Knowing how many illegal immigrant children were in the system would give legislators a more accurate picture of the state’s progress. The same could be said about dropout rates or any other area of achievement. In no other area of state government, is such an important statistic, which affects the state in such a dramatic way, not kept.

Other findings
Education is only the biggest, but certainly not the only area in which a lack of information hampers a true assessment of the costs of immigration. Using proxies, such as a lack of social security numbers, some guesses can be made at the costs of emergency room care. The Texas Hospital Association has estimated the annual cost of uncompensated care to illegal immigrants at nearly $400 million a year. But not all costs are uncompensated. Through emergency Medicaid, the state picks up about $100 million a year of the costs of illegal immigration.

In higher education, however, we do know some of the costs of illegal immigrant students. Through House Bill 1403, passed in 2001, illegal immigrants have access to in-state tuition, a benefit that most legal immigrants don’t even have. (See Feb. 17, 2006 LSR). The cost to the state for that subsidy alone is $34.5 million a year.

Children with Special Health Care Needs
While immigrants or their children represent a portion of many state entitlement programs, their costs are much lower than those of citizens. Of course, there is an immigrant-only version of the Children’s Health Insurance Program, but compared to regular CHIP, it’s a drop in the bucket.

In one area, however, an entitlement program meant for all Texans has become almost the exclusive domain of immigrants: the Children with. Special Health Care Needs program.

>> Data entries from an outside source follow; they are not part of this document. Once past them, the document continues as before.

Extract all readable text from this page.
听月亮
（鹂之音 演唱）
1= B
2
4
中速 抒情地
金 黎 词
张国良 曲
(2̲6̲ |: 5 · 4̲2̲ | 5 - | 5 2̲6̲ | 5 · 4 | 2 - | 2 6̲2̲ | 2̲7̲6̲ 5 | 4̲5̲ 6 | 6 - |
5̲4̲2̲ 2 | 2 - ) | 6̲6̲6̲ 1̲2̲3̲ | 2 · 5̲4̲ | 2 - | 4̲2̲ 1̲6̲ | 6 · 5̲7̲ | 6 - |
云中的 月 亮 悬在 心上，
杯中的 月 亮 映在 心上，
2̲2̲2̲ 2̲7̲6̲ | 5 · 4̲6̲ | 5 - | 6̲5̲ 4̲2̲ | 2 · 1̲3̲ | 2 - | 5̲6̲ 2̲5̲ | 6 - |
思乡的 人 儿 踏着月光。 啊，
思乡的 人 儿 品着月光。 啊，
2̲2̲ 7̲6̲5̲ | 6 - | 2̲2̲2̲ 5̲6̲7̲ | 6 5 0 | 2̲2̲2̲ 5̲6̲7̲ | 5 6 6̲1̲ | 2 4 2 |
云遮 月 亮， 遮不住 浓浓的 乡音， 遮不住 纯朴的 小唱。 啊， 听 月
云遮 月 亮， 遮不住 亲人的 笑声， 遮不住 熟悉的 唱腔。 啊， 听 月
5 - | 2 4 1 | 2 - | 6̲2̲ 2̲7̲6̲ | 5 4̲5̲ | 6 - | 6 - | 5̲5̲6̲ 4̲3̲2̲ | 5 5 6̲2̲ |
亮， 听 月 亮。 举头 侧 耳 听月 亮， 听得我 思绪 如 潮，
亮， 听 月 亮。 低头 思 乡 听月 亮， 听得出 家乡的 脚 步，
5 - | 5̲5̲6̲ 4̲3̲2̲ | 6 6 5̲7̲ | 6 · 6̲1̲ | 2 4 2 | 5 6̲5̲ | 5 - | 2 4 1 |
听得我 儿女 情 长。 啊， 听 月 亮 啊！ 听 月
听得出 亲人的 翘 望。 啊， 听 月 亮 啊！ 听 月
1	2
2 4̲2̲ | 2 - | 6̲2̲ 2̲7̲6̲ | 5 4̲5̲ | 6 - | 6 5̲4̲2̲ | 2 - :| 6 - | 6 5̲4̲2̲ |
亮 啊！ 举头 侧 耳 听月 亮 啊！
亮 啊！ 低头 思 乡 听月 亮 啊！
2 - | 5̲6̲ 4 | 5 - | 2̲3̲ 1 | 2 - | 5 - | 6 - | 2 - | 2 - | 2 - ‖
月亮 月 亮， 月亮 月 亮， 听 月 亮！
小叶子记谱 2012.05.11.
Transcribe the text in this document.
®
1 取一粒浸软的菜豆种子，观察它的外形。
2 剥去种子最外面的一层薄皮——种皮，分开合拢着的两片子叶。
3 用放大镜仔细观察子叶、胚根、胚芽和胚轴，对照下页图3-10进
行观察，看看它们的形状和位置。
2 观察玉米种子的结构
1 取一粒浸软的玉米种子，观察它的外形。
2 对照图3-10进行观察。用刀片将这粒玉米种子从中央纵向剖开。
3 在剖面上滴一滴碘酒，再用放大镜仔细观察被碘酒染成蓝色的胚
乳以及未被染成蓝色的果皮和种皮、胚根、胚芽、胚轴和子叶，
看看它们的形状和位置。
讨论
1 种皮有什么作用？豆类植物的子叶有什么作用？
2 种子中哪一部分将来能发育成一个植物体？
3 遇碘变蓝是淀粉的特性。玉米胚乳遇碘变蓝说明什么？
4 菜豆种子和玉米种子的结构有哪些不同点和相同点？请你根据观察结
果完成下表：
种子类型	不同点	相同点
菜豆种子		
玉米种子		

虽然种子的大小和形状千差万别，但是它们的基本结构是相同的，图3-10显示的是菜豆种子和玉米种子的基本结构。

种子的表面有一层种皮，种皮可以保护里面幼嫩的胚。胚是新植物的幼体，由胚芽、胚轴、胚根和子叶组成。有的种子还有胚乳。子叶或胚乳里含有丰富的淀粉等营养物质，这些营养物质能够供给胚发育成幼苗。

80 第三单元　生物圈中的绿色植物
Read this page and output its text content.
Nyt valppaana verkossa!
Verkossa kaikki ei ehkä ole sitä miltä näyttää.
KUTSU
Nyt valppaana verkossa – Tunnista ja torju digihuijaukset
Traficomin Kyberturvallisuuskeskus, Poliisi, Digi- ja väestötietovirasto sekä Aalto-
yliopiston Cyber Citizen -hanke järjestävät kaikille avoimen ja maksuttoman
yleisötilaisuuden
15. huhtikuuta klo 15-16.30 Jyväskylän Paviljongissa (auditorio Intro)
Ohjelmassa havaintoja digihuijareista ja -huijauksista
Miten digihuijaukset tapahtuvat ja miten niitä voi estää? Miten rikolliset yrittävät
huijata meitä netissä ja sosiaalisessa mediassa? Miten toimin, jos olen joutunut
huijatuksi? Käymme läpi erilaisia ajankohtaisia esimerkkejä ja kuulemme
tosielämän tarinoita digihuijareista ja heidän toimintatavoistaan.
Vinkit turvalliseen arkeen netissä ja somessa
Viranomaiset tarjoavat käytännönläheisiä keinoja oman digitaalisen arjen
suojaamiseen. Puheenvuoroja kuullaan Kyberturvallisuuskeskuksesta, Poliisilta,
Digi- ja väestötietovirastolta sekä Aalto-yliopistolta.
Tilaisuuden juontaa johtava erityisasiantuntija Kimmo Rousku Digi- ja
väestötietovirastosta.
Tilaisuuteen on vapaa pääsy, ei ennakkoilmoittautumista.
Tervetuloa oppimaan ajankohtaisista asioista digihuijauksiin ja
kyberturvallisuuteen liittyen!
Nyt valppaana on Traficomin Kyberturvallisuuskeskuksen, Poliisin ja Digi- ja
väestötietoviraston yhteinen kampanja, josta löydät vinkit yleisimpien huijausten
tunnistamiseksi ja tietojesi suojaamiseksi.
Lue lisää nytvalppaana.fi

CSHCN is a supplemental health care program designed to help indigent children with extraordinary or chronic health care problems that are too expensive to treat in traditional Medicaid. Although the program does not distinguish between legal residents and illegal residents, the number of non-citizens in the program is dramatic. In December of 2005, there were 1,452 non-citizens in the program – 68.8 percent of all clients enrolled. Furthermore, more than three-quarters of the cost of the program – 78.9 percent – is spent on these non-citizens.

The dramatic costs of illegal immigration to the state’s budget, are clearly a cause for concern to taxpayers.